Directed evolution of the quorum-sensing regulator EsaR for increased signal sensitivity

Abstract

The use of cell-cell communication or "quorum sensing (QS)" elements from Gram-negative Proteobacteria has enabled synthetic biologists to begin engineering systems composed of multiple interacting organisms. However, additional tools are necessary if we are to progress toward synthetic microbial consortia that exhibit more complex, dynamic behaviors. EsaR from Pantoea stewartii subsp. stewartii is a QS regulator that binds to DNA as an apoprotein and releases the DNA when it binds to its cognate signal molecule, 3-oxohexanoyl-homoserine lactone (3OC6HSL). In the absence of 3OC6HSL, EsaR binds to DNA and can act as either an activator or a repressor of transcription.
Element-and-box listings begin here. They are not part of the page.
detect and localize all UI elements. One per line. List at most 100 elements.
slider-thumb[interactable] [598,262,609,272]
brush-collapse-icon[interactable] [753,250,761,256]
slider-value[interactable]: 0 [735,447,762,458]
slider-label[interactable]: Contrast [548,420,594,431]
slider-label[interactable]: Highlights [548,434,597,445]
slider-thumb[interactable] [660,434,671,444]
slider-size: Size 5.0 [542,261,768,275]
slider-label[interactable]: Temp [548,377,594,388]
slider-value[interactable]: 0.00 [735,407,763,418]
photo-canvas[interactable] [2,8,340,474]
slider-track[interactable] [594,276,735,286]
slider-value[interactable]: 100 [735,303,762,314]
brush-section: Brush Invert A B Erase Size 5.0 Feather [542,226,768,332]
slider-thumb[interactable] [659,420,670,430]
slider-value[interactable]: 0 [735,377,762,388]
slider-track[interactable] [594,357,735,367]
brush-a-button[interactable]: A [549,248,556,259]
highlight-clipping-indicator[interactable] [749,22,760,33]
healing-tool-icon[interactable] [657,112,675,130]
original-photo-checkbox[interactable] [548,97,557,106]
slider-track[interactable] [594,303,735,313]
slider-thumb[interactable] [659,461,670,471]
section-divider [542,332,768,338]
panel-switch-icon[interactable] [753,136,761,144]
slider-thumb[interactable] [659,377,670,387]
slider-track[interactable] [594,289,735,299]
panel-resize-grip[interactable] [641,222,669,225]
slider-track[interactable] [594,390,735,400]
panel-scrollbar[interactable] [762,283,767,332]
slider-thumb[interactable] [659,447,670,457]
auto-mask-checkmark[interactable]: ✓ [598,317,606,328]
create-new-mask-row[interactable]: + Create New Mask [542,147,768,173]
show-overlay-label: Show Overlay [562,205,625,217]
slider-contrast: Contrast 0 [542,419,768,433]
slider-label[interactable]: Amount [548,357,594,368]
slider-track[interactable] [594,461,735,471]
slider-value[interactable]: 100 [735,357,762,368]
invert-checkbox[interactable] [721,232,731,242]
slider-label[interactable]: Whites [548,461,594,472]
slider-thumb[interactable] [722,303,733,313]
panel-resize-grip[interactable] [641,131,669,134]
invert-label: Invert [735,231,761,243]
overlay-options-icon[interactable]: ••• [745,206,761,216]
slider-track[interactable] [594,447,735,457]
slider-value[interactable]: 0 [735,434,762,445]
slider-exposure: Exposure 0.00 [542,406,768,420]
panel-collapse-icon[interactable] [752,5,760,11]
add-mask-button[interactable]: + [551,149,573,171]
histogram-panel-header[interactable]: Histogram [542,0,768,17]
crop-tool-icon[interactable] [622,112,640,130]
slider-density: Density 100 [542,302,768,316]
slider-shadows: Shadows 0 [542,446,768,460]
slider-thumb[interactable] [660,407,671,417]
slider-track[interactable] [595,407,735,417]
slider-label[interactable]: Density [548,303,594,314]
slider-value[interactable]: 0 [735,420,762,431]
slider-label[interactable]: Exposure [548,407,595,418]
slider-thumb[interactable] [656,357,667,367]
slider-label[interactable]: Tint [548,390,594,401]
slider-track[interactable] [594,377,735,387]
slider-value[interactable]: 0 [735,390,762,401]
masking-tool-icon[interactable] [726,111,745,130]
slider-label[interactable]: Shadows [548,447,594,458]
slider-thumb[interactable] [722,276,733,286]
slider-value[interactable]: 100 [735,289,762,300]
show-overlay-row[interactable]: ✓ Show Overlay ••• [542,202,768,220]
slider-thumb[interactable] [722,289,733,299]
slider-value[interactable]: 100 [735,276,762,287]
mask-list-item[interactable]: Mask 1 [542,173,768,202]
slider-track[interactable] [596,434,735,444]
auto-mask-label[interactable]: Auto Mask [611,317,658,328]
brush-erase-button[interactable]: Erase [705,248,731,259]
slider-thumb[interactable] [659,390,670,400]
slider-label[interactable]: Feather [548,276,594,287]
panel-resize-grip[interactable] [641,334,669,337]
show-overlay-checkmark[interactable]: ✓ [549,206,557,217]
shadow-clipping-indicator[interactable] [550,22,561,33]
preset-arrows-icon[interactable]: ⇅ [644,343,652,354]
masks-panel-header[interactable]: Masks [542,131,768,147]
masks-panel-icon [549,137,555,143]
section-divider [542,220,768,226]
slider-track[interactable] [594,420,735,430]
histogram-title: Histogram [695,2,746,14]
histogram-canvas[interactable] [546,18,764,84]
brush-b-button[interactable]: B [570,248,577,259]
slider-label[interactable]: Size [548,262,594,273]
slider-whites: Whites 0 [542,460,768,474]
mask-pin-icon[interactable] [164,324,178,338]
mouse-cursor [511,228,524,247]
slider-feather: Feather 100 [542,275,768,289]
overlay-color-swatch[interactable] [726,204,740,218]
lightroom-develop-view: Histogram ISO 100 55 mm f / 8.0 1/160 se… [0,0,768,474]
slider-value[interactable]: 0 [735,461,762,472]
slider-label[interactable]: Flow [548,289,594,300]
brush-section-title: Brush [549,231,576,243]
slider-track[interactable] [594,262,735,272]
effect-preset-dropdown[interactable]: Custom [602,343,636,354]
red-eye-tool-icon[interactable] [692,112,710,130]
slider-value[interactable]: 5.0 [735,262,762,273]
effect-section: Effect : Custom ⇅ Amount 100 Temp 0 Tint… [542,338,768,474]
Gene expression from P(esaR), which is repressed by wild-type EsaR, requires 100- to 1000-fold higher concentrations of signal than commonly used QS activators, such as LuxR and LasR. Here we have identified EsaR variants with increased sensitivity to 3OC6HSL using directed evolution and a dual ON/OFF screening strategy. Although we targeted EsaR-dependent derepression of P(esaR), our EsaR variants also showed increased 3OC6HSL sensitivity at a second promoter, P(esaS), which is activated by EsaR in the absence of 3OC6HSL. Here, the increase in AHL sensitivity led to gene expression being turned off at lower concentrations of 3OC6HSL. Overall, we have increased the signal sensitivity of EsaR more than 70-fold and generated a set of EsaR variants that recognize 3OC6HSL concentrations ranging over 4 orders of magnitude. QS-dependent transcriptional regulators that bind to DNA and are active in the absence of a QS signal represent a new set of tools for engineering cell-cell communication-dependent gene expression.

Figure 1

Illustration of AHL-dependent activation and repression of gene expression by LuxR and EsaR. (a) LuxR activates expression at P_luxI. (b) EsaR represses transcription at P_esaR. (c) EsaR activates transcription at P_esaS. For a–c, the left and right panels compare gene expression in the absence and presence of 3OC6HSL (red circles), respectively.

Figure 2

Luminescence assay of 3OC6HSL-dependent derepression of P_esaR by evolved EsaR variants. (a) Dose response of wild type and firstgeneration EsaR variants to 3OC6HSL. (b) Dose response of recombined variants and wild-type EsaR. Promoter activity in the absence of any regulator, shown in pink, indicates that complete derepression of P_esaR was observed with the recombined EsaR variants but not with wild type or the first-generation variants. Luminescence data were normalized by OD₆₀₀ to account for subtle differences in cell density following resuspension of cells in bioassay media. Error bars show standard deviations from three independent biological replicates.

Figure 3

Gene activation assays show differences in promoter specificity and 3OC6HSL sensitivity by EsaR, first-generation EsaR variants, and LuxR. (a) Dose response of wild-type LuxR, wild-type EsaR, and EsaR variants at the P_esaS promoter. (b) Dose response of wild-type LuxR and the EsaR variants that exhibited the lowest (EsaR-V220A) and highest (EsaR-I70V) luminescence levels at the P_luxI promoter. Luminescence data were normalized by OD₆₀₀ to account for subtle differences in cell density following resuspension of cells in bioassay media. Error bars show standard deviations from three independent biological replicates.

Figure 4

EsaR homology model highlighting mutations affecting AHL sensitivity. The double-stranded DNA to which EsaR binds is shown in dark gray. The EsaR dimer consists of two peptides shown in red and blue. The anti-parallel β-sheets form a pocket with two strands of α-helices for 3OC6HSL binding. The molecule of 3OC6HSL is shown in space-filling green. Three residues, I70V, D91G, and V220A, are shown in space-filling molecule-specific colors.